Almost every day I hear from housing providers worried about their future as eviction bans grind forward in the United States without any sign of real rent relief. I also hear from people pitching stories about eviction. However, many of these pitches come to me with the prevailing assumption that I am going to take the data point offered as a story hook for granted. Recently I got a pitch about the “10,000 evictions” that had been filed. Sometimes I’ll push back on these pitches. So does the Apartment Association of Colorado. Even though the United States is going through the worst economic crisis of the century, there still isn’t an “eviction epidemic.” Why isn’t that news?
Someone out there simply doing their job for an attorney that presumably represents defendants in eviction cases emailed me with the 10,000 evictions pitch.
“My experience is that most housing providers are doing ok; people are paying the rent,” I wrote back. “And for those who are having issues with tenants like the story I told about Katrina Bilella, are struggling.”
Don’t worry the public relations person wrote back, her client was talking about, “corporate landlords — they've filed 10,000 eviction actions in just five states (Arizona, Florida, Georgia, Tennessee, and Texas).”
“Does he know anything about those actions?” I wrote back. “Why were they filed? And is he clear that those cases won't wind up necessarily in eviction.”
As often happens the shades went down and I stopped hearing from the person pitching the story. Why? Because it’s as we say today, “fake news.”
Andrew Hamrick is the General Counsel and Senior VP of Government Affairs for the Apartment Association of Metro Denver of the Colorado Apartment Association. He’s created a simple PowerPoint presentation about why the data often cited by advocates – and they are mostly eviction defense attorneys – to say that there is an impending eviction “tsunami.”

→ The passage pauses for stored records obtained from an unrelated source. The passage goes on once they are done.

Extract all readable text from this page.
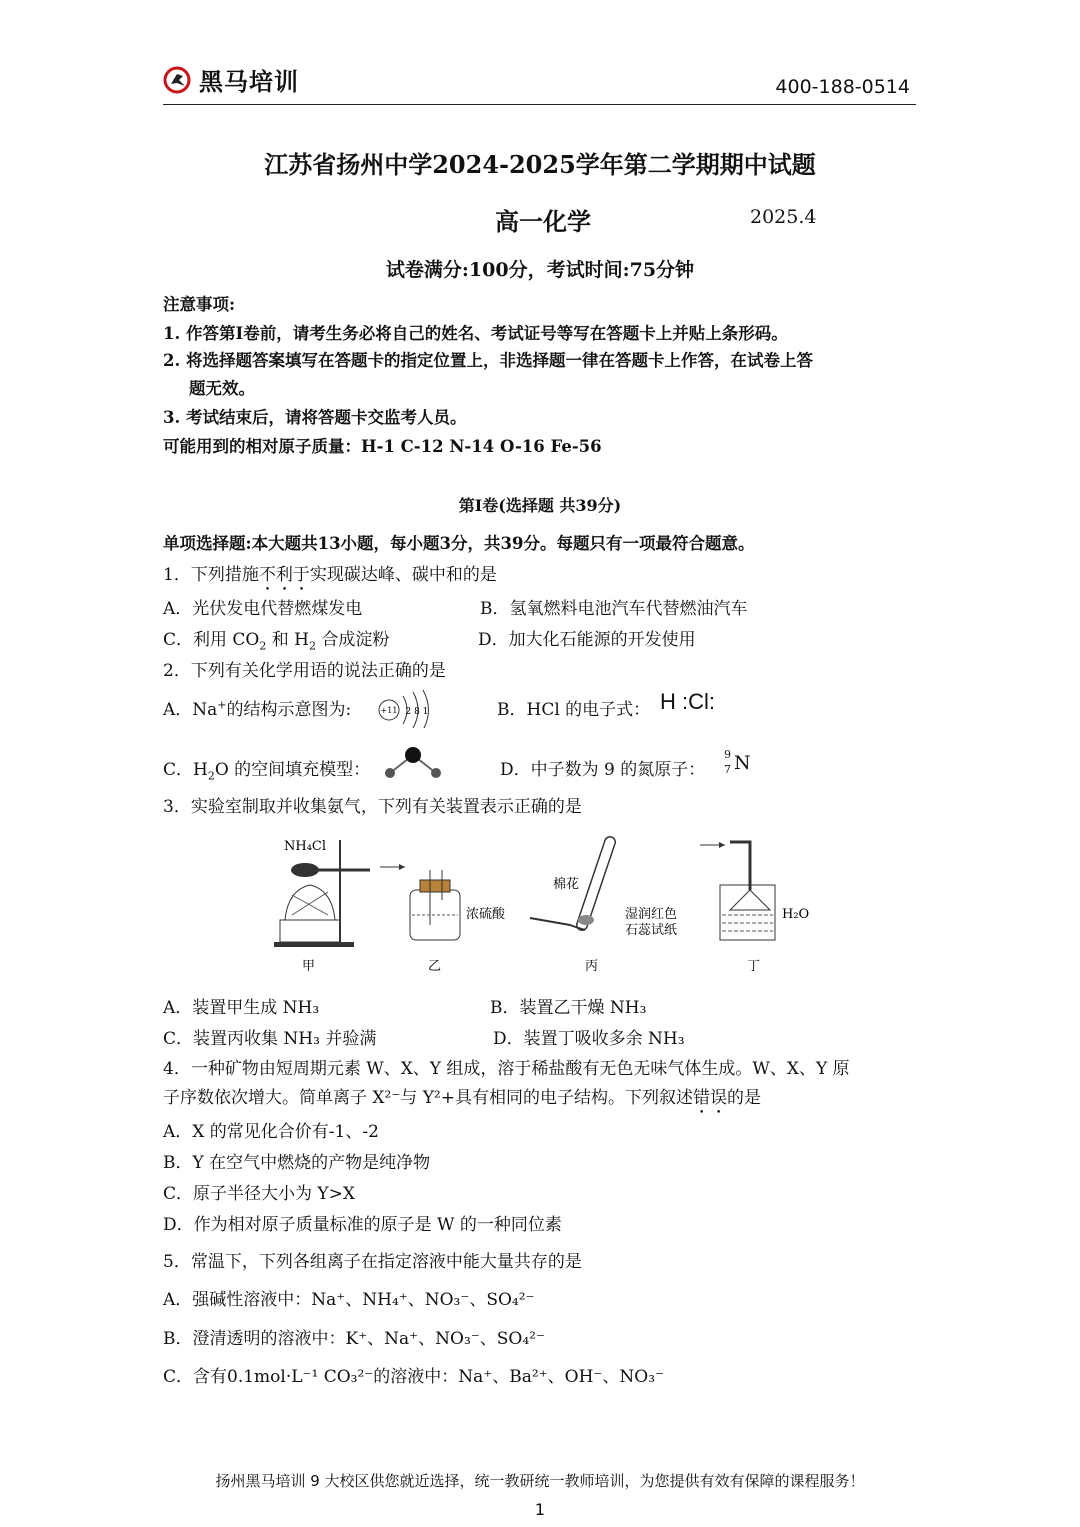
黑马培训	400-188-0514
江苏省扬州中学2024-2025学年第二学期期中试题
高一化学	2025.4
试卷满分:100分，考试时间:75分钟
注意事项:
1. 作答第I卷前，请考生务必将自己的姓名、考试证号等写在答题卡上并贴上条形码。
2. 将选择题答案填写在答题卡的指定位置上，非选择题一律在答题卡上作答，在试卷上答
题无效。
3. 考试结束后，请将答题卡交监考人员。
可能用到的相对原子质量：H-1 C-12 N-14 O-16 Fe-56
第I卷(选择题 共39分)
单项选择题:本大题共13小题，每小题3分，共39分。每题只有一项最符合题意。
1．下列措施不利于实现碳达峰、碳中和的是
A．光伏发电代替燃煤发电	B．氢氧燃料电池汽车代替燃油汽车
C．利用 $CO_2$ 和 $H_2$ 合成淀粉	D．加大化石能源的开发使用
2．下列有关化学用语的说法正确的是
A．Na+的结构示意图为:	+11 2 8 1	B．HCl 的电子式： H :Cl:
C．$H_2O$ 的空间填充模型：	D．中子数为 9 的氮原子：
9
7 N
3．实验室制取并收集氨气，下列有关装置表示正确的是
NH₄Cl
浓硫酸
棉花
湿润红色
石蕊试纸
H₂O
甲	乙	丙	丁
A．装置甲生成 NH₃	B．装置乙干燥 NH₃
C．装置丙收集 NH₃ 并验满	D．装置丁吸收多余 NH₃
4．一种矿物由短周期元素 W、X、Y 组成，溶于稀盐酸有无色无味气体生成。W、X、Y 原
子序数依次增大。简单离子 X²⁻与 Y²+具有相同的电子结构。下列叙述错误的是
A．X 的常见化合价有-1、-2
B．Y 在空气中燃烧的产物是纯净物
C．原子半径大小为 Y>X
D．作为相对原子质量标准的原子是 W 的一种同位素
5．常温下，下列各组离子在指定溶液中能大量共存的是
A．强碱性溶液中：Na⁺、NH₄⁺、NO₃⁻、SO₄²⁻
B．澄清透明的溶液中：K⁺、Na⁺、NO₃⁻、SO₄²⁻
C．含有0.1mol·L⁻¹ CO₃²⁻的溶液中：Na⁺、Ba²⁺、OH⁻、NO₃⁻
扬州黑马培训 9 大校区供您就近选择，统一教研统一教师培训，为您提供有效有保障的课程服务！
1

Before you take a look at Hamrick’s presentation and our discussion, let’s make something really, really clear. Eviction is a lot like divorce. Sometimes they happen. In the case of eviction it is exceedingly rare and like divorce a judge after a months long process is the only actor that can order an eviction. A notice on a door letting a resident know their rent is late is not an eviction, nor is a filing, nor is even an order if the resident settles and moves out.
Why do defense lawyers and others who want more control over private rentals need an eviction “epidemic” or “tsunami?” Because it panics elected officials into making rash decisions, supporting bad policy like global bans on evictions. What’s notable about these interventions is the way they are written, almost always offering a new defense against eviction claims. The finger prints of the defense attorneys are all over these measures; they’re not worried about ending eviction, they just want to win the eviction cases that show up before a judge.